Quand j'ai commencé à aller toute seule à la bibliothèque - la vraie, pas celle de l'école - j'étais en 4ème année.
Je garde bien peu de souvenirs de la première bibliothèque où j'allais avec ma mère. Je me souviens seulement des frais de retard qui la faisaient rager. (Peut-être est-ce à cette bibliothèque que je dois mon extrême respect des dates limites ? Je crois bien n'avoir jamais rapporté un livre en retard de ma vie, même à l'université...)
Je me souviens toutefois parfaitement de MA bibliothèque, celle où, à 8 ans, j'allais seule en revenant de l'école parce qu'elle était à mi-chemin entre l'école et la maison. Celle où même ma mère n'allait pas. La bibliothèque Frontenac. Je suis passée devant récemment. Un homme montait tranquillement l'allée qui mène à sa porte, les bras chargés des sacs qui alourdissaient son pas. Et je me suis revue, ma grosse boîte à lunch laide que je détestais au bout des bras, montant moi aussi vers ce lieu sombre qui m'intimidait.
Parce que ma première bibliothèque me faisait peur. Au début, c'est une amie qui m'y traînait, et on louait ensemble des Chair de poule dont on se faisait la lecture sur mon balcon. C'était elle qui s'occupait de tout, réservation, contact avec les gens au comptoir; j'ai toujours eu très peur des lieux nouveaux et grouillants d'inconnus. Mais un jour - je ne sais toujours pas ce qui m'a pris, mais je l'en remercie - j'y suis allée toute seule.
J'ai quelques flash très précis de mes déambulations dans les rangées, du mystère profond qui émanait de chaque livre, de ma fascination béate pour tout ce que je voyais. J'étais complètement obnubilée. Mais je n'associe pas ce lieu au bonheur extrême qu'on associe très souvent aux souvenirs de premières bibliothèques. Il faisait noir dans celle-là. Les rangées étaient serrées, et j'ai souvent dû avoir l'air d'une drôle de petite fille avec mes grands yeux, ma bouche ouverte, mon sac de travers et ma boîte à lunch horrible à foncer dans les autres parce que je n'avais plus vraiment conscience d'être là où j'étais; je ne voyais que les livres, et ils me faisaient peur.

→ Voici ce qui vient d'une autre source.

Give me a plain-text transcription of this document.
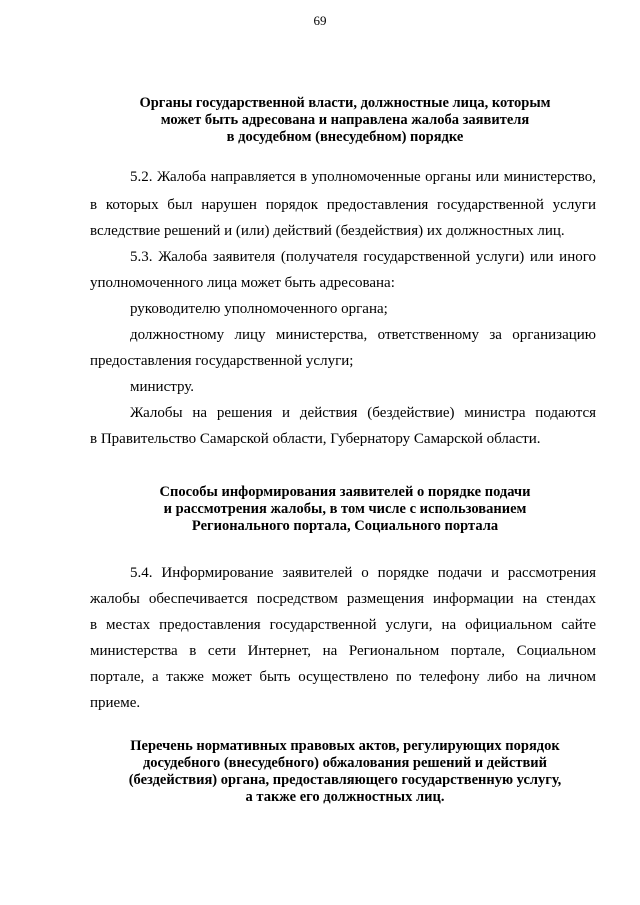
69
Органы государственной власти, должностные лица, которым
может быть адресована и направлена жалоба заявителя
в досудебном (внесудебном) порядке
5.2. Жалоба направляется в уполномоченные органы или министерство,
в которых был нарушен порядок предоставления государственной услуги
вследствие решений и (или) действий (бездействия) их должностных лиц.
5.3. Жалоба заявителя (получателя государственной услуги) или иного
уполномоченного лица может быть адресована:
руководителю уполномоченного органа;
должностному лицу министерства, ответственному за организацию
предоставления государственной услуги;
министру.
Жалобы на решения и действия (бездействие) министра подаются
в Правительство Самарской области, Губернатору Самарской области.
Способы информирования заявителей о порядке подачи
и рассмотрения жалобы, в том числе с использованием
Регионального портала, Социального портала
5.4. Информирование заявителей о порядке подачи и рассмотрения
жалобы обеспечивается посредством размещения информации на стендах
в местах предоставления государственной услуги, на официальном сайте
министерства в сети Интернет, на Региональном портале, Социальном
портале, а также может быть осуществлено по телефону либо на личном
приеме.
Перечень нормативных правовых актов, регулирующих порядок
досудебного (внесудебного) обжалования решений и действий
(бездействия) органа, предоставляющего государственную услугу,
а также его должностных лиц.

La première fois, je me souviens, je n'ai pas osé emprunter de livres. Je ne voulais pas avoir l'air de celle qui ne sait pas comment faire. (J'ai encore quelques traces de ça. Souvent. C'est horrible, cet orgueil puéril.) Après, je me suis armée de courage - j'ai sûrement demandé à ma mère comment faire - et j'en ai emprunté. Des Agatha Christie. De ça, je suis certaine, parce que je refusais d'aller dans les livres jeunesse - à 8 ans ? c'est horrible, cet orgueil puéril - et de tout ce que je voyais dans la section adulte, c'était le seul nom que je connaissais, parce que maman écoutait souvent Hercule Poirot à la télé anglaise.

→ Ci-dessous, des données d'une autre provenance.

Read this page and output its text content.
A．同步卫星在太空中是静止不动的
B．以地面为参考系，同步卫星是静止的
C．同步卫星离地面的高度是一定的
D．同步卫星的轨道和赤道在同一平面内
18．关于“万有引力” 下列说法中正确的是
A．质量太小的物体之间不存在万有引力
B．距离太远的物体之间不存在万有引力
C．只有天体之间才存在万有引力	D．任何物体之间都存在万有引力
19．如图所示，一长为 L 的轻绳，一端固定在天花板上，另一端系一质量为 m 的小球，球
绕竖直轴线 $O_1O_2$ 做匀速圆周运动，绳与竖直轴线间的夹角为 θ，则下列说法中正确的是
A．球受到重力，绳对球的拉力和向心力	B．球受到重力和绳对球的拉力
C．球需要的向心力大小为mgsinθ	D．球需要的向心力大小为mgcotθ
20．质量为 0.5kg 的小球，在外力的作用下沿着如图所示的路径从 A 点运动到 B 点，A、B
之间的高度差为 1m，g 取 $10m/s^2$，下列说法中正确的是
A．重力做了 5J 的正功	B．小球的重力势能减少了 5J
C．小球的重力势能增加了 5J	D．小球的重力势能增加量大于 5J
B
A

Depuis ces premiers livres empruntés à ma bibliothèque obscure, rien n'a changé. J'ai encore peur des lieux nouveaux et des inconnus. Et j'ai encore peur des livres. Mais je ne voudrais pas cesser d'avoir peur; les livres qui ne me font pas peur m'apprennent bien peu des choses. Ma peur de la bibliothèque Frontenac s'est transposée aux livres ? Tant mieux. Elle signale une modestie que je m'en voudrais d'oublier devant ces objets qui me dépassent.
2 commentaires:
La peur a une incontestable manie de réveiller des passions inconnues, de nourrir une curiosité insatiable...
Oui. Dans ce cas-ci. Mais le plus souvent, il faut bien admettre que la peur est un des plus puissants freins qui soient... Et dont je suis très souvent victime, d'ailleurs.